CM: Desde o início dos tempos, os seres humanos transmitem informações e conhecimentos através da narração de histórias. Somos programados para simpatizar com histórias. Todos nós adoramos. Eu acho que o lugar onde falhamos no movimento de conservação é que nos concentramos muito na ciência, e não acho que comunicamos a urgência do que estava acontecendo.
Apenas relatar fatos para as pessoas não inspira ninguém, mas se você lhes contar uma história que mostre os tópicos em comum com a humanidade, as pessoas entendem. As pessoas têm empatia, você tem que contar histórias que pareçam familiares e pessoais para as pessoas.
Em entrevistas sobre o vídeo, você implicou que a caça dos Inuit poderia afetar as populações de ursos polares. Eles responderam de forma defensiva. Essa relação foi reparada?
CM: A parte mais dolorosa de toda a experiência foi a reação dos Inuit. Eles sentiram que eu estava ameaçando seus direitos de caça. Meu objetivo é recuperar sua confiança e respeito.
O que vem a seguir para você e para Sea Legacy, sua organização de conservação?

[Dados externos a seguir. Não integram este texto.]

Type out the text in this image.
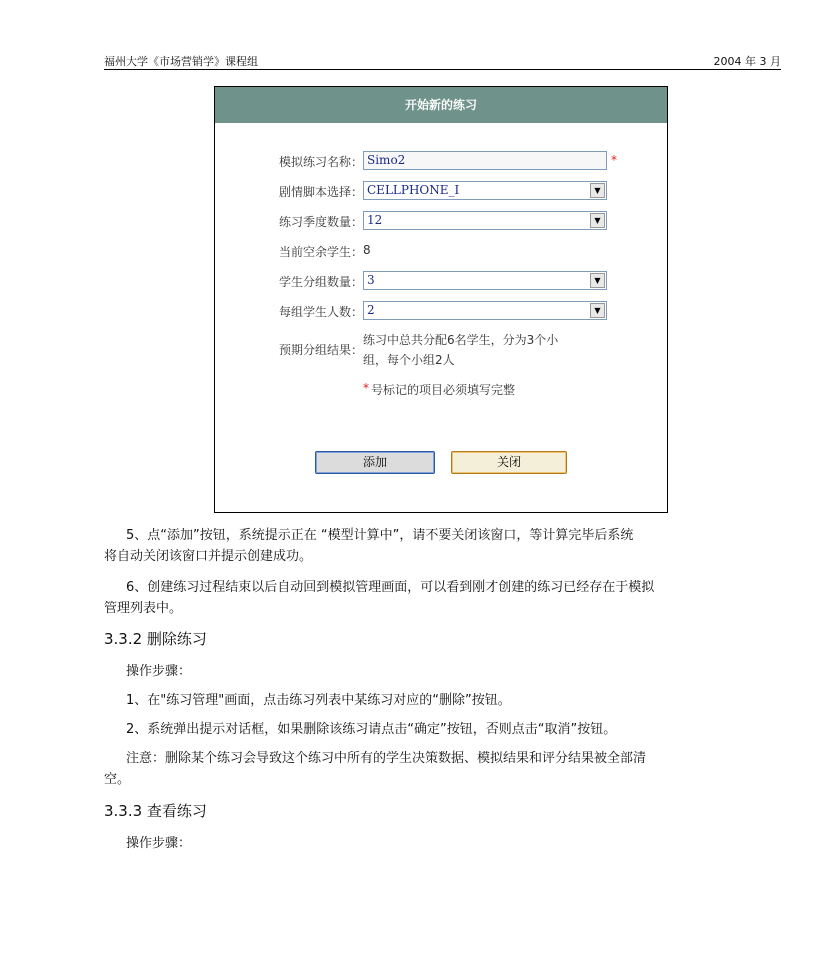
福州大学《市场营销学》课程组	2004 年 3 月
开始新的练习
模拟练习名称： Simo2	*
剧情脚本选择： CELLPHONE_I	▼
练习季度数量： 12	▼
当前空余学生： 8
学生分组数量： 3	▼
每组学生人数： 2	▼
预期分组结果：
练习中总共分配6名学生，分为3个小
组，每个小组2人
* 号标记的项目必须填写完整
添加	关闭
5、点“添加”按钮，系统提示正在 “模型计算中”，请不要关闭该窗口，等计算完毕后系统
将自动关闭该窗口并提示创建成功。
6、创建练习过程结束以后自动回到模拟管理画面，可以看到刚才创建的练习已经存在于模拟
管理列表中。
3.3.2 删除练习
操作步骤：
1、在"练习管理"画面，点击练习列表中某练习对应的“删除”按钮。
2、系统弹出提示对话框，如果删除该练习请点击“确定”按钮，否则点击“取消”按钮。
注意：删除某个练习会导致这个练习中所有的学生决策数据、模拟结果和评分结果被全部清
空。
3.3.3 查看练习
操作步骤：
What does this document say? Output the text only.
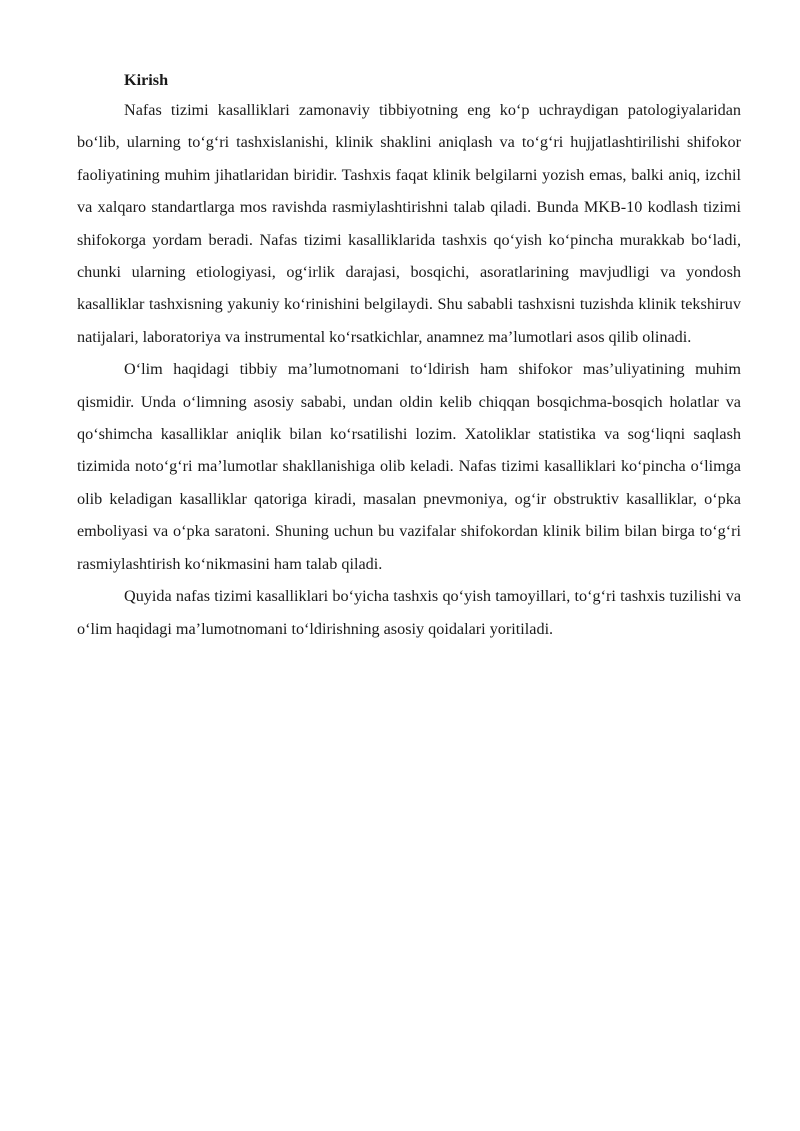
Kirish

Nafas tizimi kasalliklari zamonaviy tibbiyotning eng ko‘p uchraydigan patologiyalaridan bo‘lib, ularning to‘g‘ri tashxislanishi, klinik shaklini aniqlash va to‘g‘ri hujjatlashtirilishi shifokor faoliyatining muhim jihatlaridan biridir. Tashxis faqat klinik belgilarni yozish emas, balki aniq, izchil va xalqaro standartlarga mos ravishda rasmiylashtirishni talab qiladi. Bunda MKB-10 kodlash tizimi shifokorga yordam beradi. Nafas tizimi kasalliklarida tashxis qo‘yish ko‘pincha murakkab bo‘ladi, chunki ularning etiologiyasi, og‘irlik darajasi, bosqichi, asoratlarining mavjudligi va yondosh kasalliklar tashxisning yakuniy ko‘rinishini belgilaydi. Shu sababli tashxisni tuzishda klinik tekshiruv natijalari, laboratoriya va instrumental ko‘rsatkichlar, anamnez ma’lumotlari asos qilib olinadi.

O‘lim haqidagi tibbiy ma’lumotnomani to‘ldirish ham shifokor mas’uliyatining muhim qismidir. Unda o‘limning asosiy sababi, undan oldin kelib chiqqan bosqichma-bosqich holatlar va qo‘shimcha kasalliklar aniqlik bilan ko‘rsatilishi lozim. Xatoliklar statistika va sog‘liqni saqlash tizimida noto‘g‘ri ma’lumotlar shakllanishiga olib keladi. Nafas tizimi kasalliklari ko‘pincha o‘limga olib keladigan kasalliklar qatoriga kiradi, masalan pnevmoniya, og‘ir obstruktiv kasalliklar, o‘pka emboliyasi va o‘pka saratoni. Shuning uchun bu vazifalar shifokordan klinik bilim bilan birga to‘g‘ri rasmiylashtirish ko‘nikmasini ham talab qiladi.

Quyida nafas tizimi kasalliklari bo‘yicha tashxis qo‘yish tamoyillari, to‘g‘ri tashxis tuzilishi va o‘lim haqidagi ma’lumotnomani to‘ldirishning asosiy qoidalari yoritiladi.
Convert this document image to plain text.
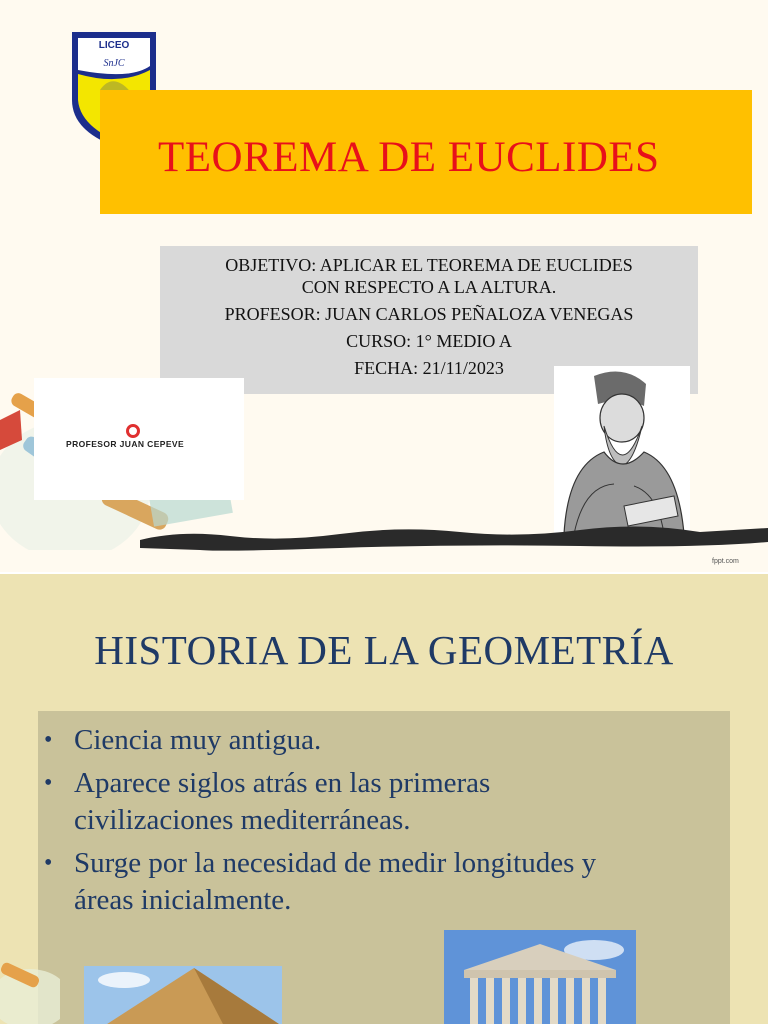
LICEO
SnJC
TEOREMA DE EUCLIDES
OBJETIVO: APLICAR EL TEOREMA DE EUCLIDES
CON RESPECTO A LA ALTURA.
PROFESOR: JUAN CARLOS PEÑALOZA VENEGAS
CURSO: 1° MEDIO A
FECHA: 21/11/2023
PROFESOR JUAN CEPEVE
fppt.com
HISTORIA DE LA GEOMETRÍA
• Ciencia muy antigua.
• Aparece siglos atrás en las primeras
civilizaciones mediterráneas.
• Surge por la necesidad de medir longitudes y
áreas inicialmente.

CM: O mundo é um grande oceano, e há muitos problemas. Para mim, estou muito interessado na igualdade de gênero nas pescarias. 50% da força de trabalho na pesca são mulheres, mas não vemos seu trabalho.
[Sea Legacy] está procurando soluções inovadoras. Temos um grupo massivo de seguidores nas redes sociais, então vimos milhares de pessoas com medo e raiva e querendo soluções tangíveis.
PN: Essa reação apenas me energizou. No início fiquei triste e assustado com tais comentários dolorosos, mas depois os aceitei e os abracei. Eu acho que estamos no caminho certo, e nós vamos fazer mais.